Dalam surat jawaban itu, ada tiga poin yang disampaikan Faida yakni perihal konsekuensi hasil rapat koordinasi dan asistensi penyelesaian permasalahan pemerintahan di Jember yang melibatkan kepala daerah dan DPRD.

Kemudian pemenuhan aspek prosedural/aspek formil usul hak menyatakan pendapat oleh DPRD Jember, dan pendapat bupati Jember perihal materi yang menjadi alasan pengajuan hak menyatakan pendapat DPRD Jember.

Faida menyebut hak menyatakan pendapat diatur dalam Pasal 78 ayat (2) Peraturan Pemerintah Nomor 12 Tahun 2018 tentang Pedoman Penyusunan Tata Tertib DPRD Provinsi, Kabupaten, dan Kota.

Bleid tersebut tertulis pengusulan hak menyatakan pendapat disertai dengan dokumen yang memuat paling sedikit, materi dan alasan pengajuan usulan pendapat serta materi hasil pelaksanaan hak interpelasi dan atau hak angket.

“Surat DPRD Jember yang kami terima tak memiliki lampiran dokumen materi dan alasan pengajuan usulan pendapat seperti yang diatur dalam aturan tersebut,” ujarnya.

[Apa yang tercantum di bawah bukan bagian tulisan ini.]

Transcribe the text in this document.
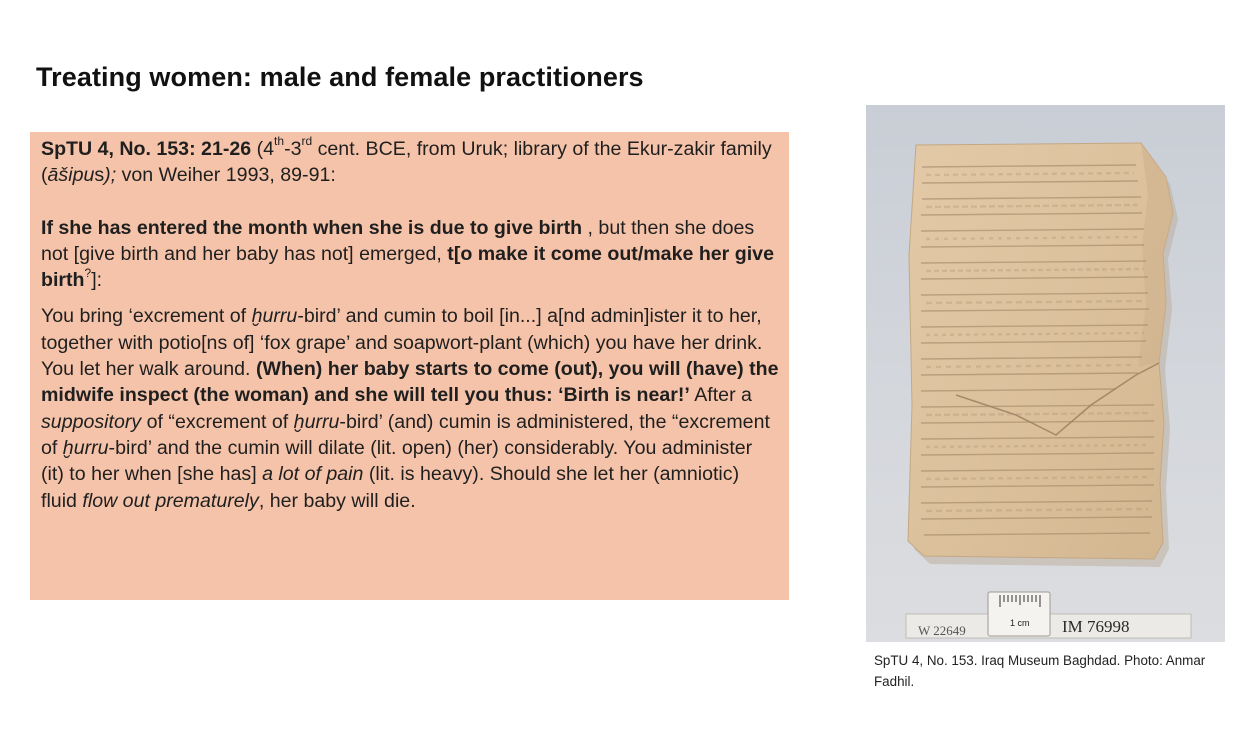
Treating women: male and female practitioners

SpTU 4, No. 153: 21-26 (4th-3rd cent. BCE, from Uruk; library of the Ekur-zakir family (āšipus); von Weiher 1993, 89-91:

If she has entered the month when she is due to give birth , but then she does not [give birth and her baby has not] emerged, t[o make it come out/make her give birth?]:

You bring ‘excrement of ḫurru-bird’ and cumin to boil [in...] a[nd admin]ister it to her, together with potio[ns of] ‘fox grape’ and soapwort-plant (which) you have her drink. You let her walk around. (When) her baby starts to come (out), you will (have) the midwife inspect (the woman) and she will tell you thus: ‘Birth is near!’ After a suppository of “excrement of ḫurru-bird’ (and) cumin is administered, the “excrement of ḫurru-bird’ and the cumin will dilate (lit. open) (her) considerably. You administer (it) to her when [she has] a lot of pain (lit. is heavy). Should she let her (amniotic) fluid flow out prematurely, her baby will die.

W 22649	IM 76998
1 cm
SpTU 4, No. 153. Iraq Museum Baghdad. Photo: Anmar Fadhil.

Faida juga mengaku telah melakukan semua rekomendasi Menteri Dalam Negeri Tito Karnavian dengan mencabut belasan keputusan bupati dan mengembalikan para pejabat yang diangkat dalam jabatan pada 3 Januari 2018.

Meskipun demikian, DPRD Jember telah mengambil keputusan bulat. Para anggota dewan itu sepakat meminta Faida berhenti dari jabatannya. DPRD Jember menilai Faida telah melanggar sumpah jabatan dan peraturan perundang-undangan.

“Sehingga DPRD bersikap melalui hak menyatakan pendapat kompak bahwa bupati dimakzulkan,” ujar Ketua DPRD Jember, Itqon Syauqi usai rapat paripurna hak menyatakan pendapat di DPRD Jember.

Politikus PKB Jember itu menyadari DPRD secara administratif tidak bisa memberhentikan bupati. Menurutnya yang bisa memecat adalah Menteri Dalam Negeri melalui fatwa Mahkamah Agung.

“Kami akan meminta fatwa kepada Mahkamah Agung, sehingga kami akan meminta fatwa MA terkait keputusan paripurna itu,” katanya.